Maar wat is nou eigenlijk rechtvaardig handelen? In feite is het een beperking van mens handelingsvrijheid. Iedereen dient in beginsel af te wegen wat het juiste is in een bepaalde situatie, maar kan ook een oordeel over het handelen van een ander vellen achteraf. Een van de belangrijkste normen van rechtvaardigheid is dat gelijke gevallen gelijk worden behandeld. Een voorwaarde hiervoor is bijvoorbeeld de onafhankelijkheid en onpartijdigheid die de rechter volgens artikel 6 EVRM moet behouden.

Aristoteles vatte rechtvaardigheid op als een deugd. Een deugd betekent in deze zin eigenlijk een mentale positie tussen twee uitersten, zoals laf en dapper. Op deze manier van beredeneren zit rechtvaardigheid ergens in het midden tussen egoïsme enerzijds en altruïsme anderzijds. Er dient dus een balans worden gevonden tussen je eigen belang voorop stellen of het algemeen belang voorop stellen. Om deze rechtvaardigheid in de praktijk te kunnen bereiken zijn er een aantal noodzakelijke voorwaarden. Ten eerste moet je de vrijheid hebben om keuzes te kunnen maken, en deze ook vrijwillig maken. Daarnaast moet je over voldoende informatie en rationaliteit beschikken om dit af te wegen. Je zou van een wet pas eigenlijk kunnen stellen dat deze rechtvaardig is, wanneer je het doel, telos, achter de wet kent. Is het rechtvaardig dat de wetgever een leenstelsel heeft ingevoerd voor het hoger onderwijs? Wel als je stelt dat degene die het meeste profiteren van hun studie de student zelf is, en in beperkte makte maar het land als geheel. Het zou dan ook niet rechtvaardig zijn om de financiers van het algemeen belang, de belastingbetalers, op te laten draaien voor een zaak die voornamelijk een individueel belang dient.

Minicollege: Wat is verdelende rechtvaardigheid?

Verdelende rechtvaardigheid heet ook wel distributieve rechtvaardigheid. Verdelende rechtvaardigheid gaat over het verdelen van goederen. Het gaat erom hoe goederen worden verdeeld en wie wat krijgt. Wie goed doet zal worden beloond en wie slecht doet ondervindt de nadelen. De maatstaf bij verdelende rechtvaardigheid is dat ieder het zijne krijgt. Maar de vraag is wat ieder toekomt.

Er moet worden verdeeld volgens een aantal criteria. Zo kan met zich afvragen wat voor behoefte mensen hebben. Zo heeft een groot gezin behoefte aan een groot huis maar is niet elke behoefte noodzakelijk van belang. Ook de verdienste van mensen draagt bij aan de verdeling van de goederen.

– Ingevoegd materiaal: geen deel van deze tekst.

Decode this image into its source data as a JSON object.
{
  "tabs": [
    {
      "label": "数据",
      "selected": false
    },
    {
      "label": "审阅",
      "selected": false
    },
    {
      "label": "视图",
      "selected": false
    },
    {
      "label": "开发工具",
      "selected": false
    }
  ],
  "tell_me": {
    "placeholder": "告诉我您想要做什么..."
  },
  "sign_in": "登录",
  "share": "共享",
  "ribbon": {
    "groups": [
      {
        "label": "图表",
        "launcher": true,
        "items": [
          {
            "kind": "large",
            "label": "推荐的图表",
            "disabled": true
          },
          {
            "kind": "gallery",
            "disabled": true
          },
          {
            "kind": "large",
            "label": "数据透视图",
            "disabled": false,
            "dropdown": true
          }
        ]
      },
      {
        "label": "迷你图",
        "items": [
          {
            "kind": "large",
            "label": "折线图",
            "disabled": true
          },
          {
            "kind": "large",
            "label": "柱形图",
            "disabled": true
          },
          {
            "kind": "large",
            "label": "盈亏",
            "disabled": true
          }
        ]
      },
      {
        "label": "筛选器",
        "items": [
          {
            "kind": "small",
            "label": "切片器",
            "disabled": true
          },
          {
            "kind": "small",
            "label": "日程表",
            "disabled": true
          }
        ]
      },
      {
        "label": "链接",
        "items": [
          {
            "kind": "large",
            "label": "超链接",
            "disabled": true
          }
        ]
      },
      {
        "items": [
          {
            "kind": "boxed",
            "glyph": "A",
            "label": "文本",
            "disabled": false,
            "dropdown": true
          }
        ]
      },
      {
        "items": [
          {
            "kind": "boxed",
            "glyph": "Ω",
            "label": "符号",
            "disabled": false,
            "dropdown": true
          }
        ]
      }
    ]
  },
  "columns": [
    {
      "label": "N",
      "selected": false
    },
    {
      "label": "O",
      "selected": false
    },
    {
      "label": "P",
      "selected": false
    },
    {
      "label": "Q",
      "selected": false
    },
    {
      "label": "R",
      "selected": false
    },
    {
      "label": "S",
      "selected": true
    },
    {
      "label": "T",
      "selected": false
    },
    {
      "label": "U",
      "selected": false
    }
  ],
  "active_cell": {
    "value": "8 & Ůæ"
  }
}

Er moet worden gekeken wat iemand heeft bijgedragen en wat iemand daarvoor terug heeft gekregen. Vroeger bepaalde ook de status wat iemand verdiende en wat hem dus toekwam.

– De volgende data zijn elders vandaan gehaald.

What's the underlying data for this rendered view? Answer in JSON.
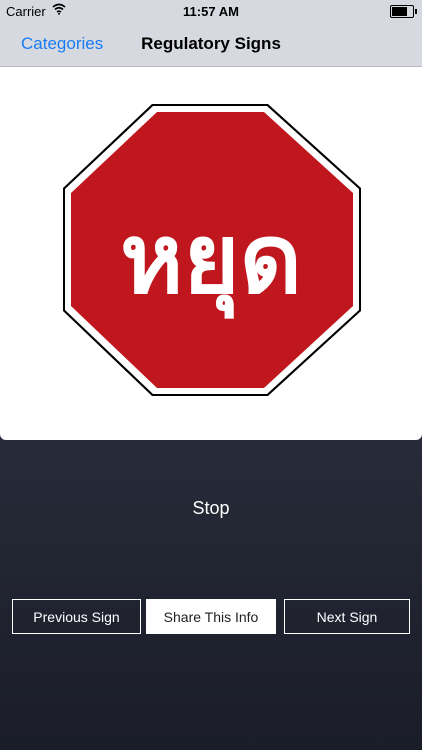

De verdeling of herverdeling van de goederen gaat via de marktwerking, via liefdadigheid of via de overheid door middel van belastingen. De overheid gebruikt geld van belastingen voor doelen waar het geld heen moet in het belang van het collectief.

In het publiekrecht werkt het herverdelen van goederen goed. Er is een gelijke verdeling van vrijheden, de verzekeringen zijn de basis voor de sociale voorzieningen en ook is er een progressief belastingstelsel. In het privaatrecht is de (her)verdeling echter problematischer.

Hoe dient de afweging te worden gemaakt of er al dan niet rechtvaardig is gehandeld? Allereerst kunnen daarbij de voorwaarden voor een eerlijk proces van artikel 6 EVRM worden gehanteerd; was de rechter onafhankelijk en onpartijdig? heeft iedereen zijn woordje kunnen doen? In feite vloeit hier de algemene regel uit voort dat de gelijke gevallen gelijk moeten zijn behandeld.

Minicollege: Wat is het verband tussen vereffenende en verdelende rechtvaardigheid?

Bij vereffende rechtvaardigheid heeft de staat een beschermende functie. Vereffende rechtvaardigheid kan worden onderverdeeld in twee soorten rechtvaardigheid. Ten eerste is er de corrigerende rechtvaardigheid. Een onderdeel hiervan is de compenserende rechtvaardigheid. Een voorbeeld hiervan is bij een onrechtmatige daad. Bij een onrechtmatige daad is er sprake van een vereffening van de schade wanneer deze schade onrechtmatig is aangedaan. Wanneer de verhoudingen op onrechtmatige wijze zijn veranderd dan moeten deze gecompenseerd worden. Wat er moet worden vereffend is hetgeen wat de fout heeft veroorzaakt. Vereffening houdt in dat de verhoudingen weer gelijk komen te staan. Een ander onderdeel van de corrigerende is de ruilrechtsvaardigheid. Hierbij zoekt men naar overeenkomsten. Dit gaat uit van het principe ‘voor wat hoort wat’. Het resultaat van dit onderdeel is dat er evenredigheid is. Prestaties moeten namelijk in verhouding en passend zijn; dit vloeit voort uit de overeenkomst. Er komt namelijk pas een overeenkomst tot stand wanneer allebei de partijen het eens zijn met wat er wordt besloten. Dit kan toch als onrechtvaardig worden ervaart. Wanneer er onvrijwillig is overeengekomen is er sprake van een wilsgebreken. Dit is het geval bij dwang, dwaling en bedrog.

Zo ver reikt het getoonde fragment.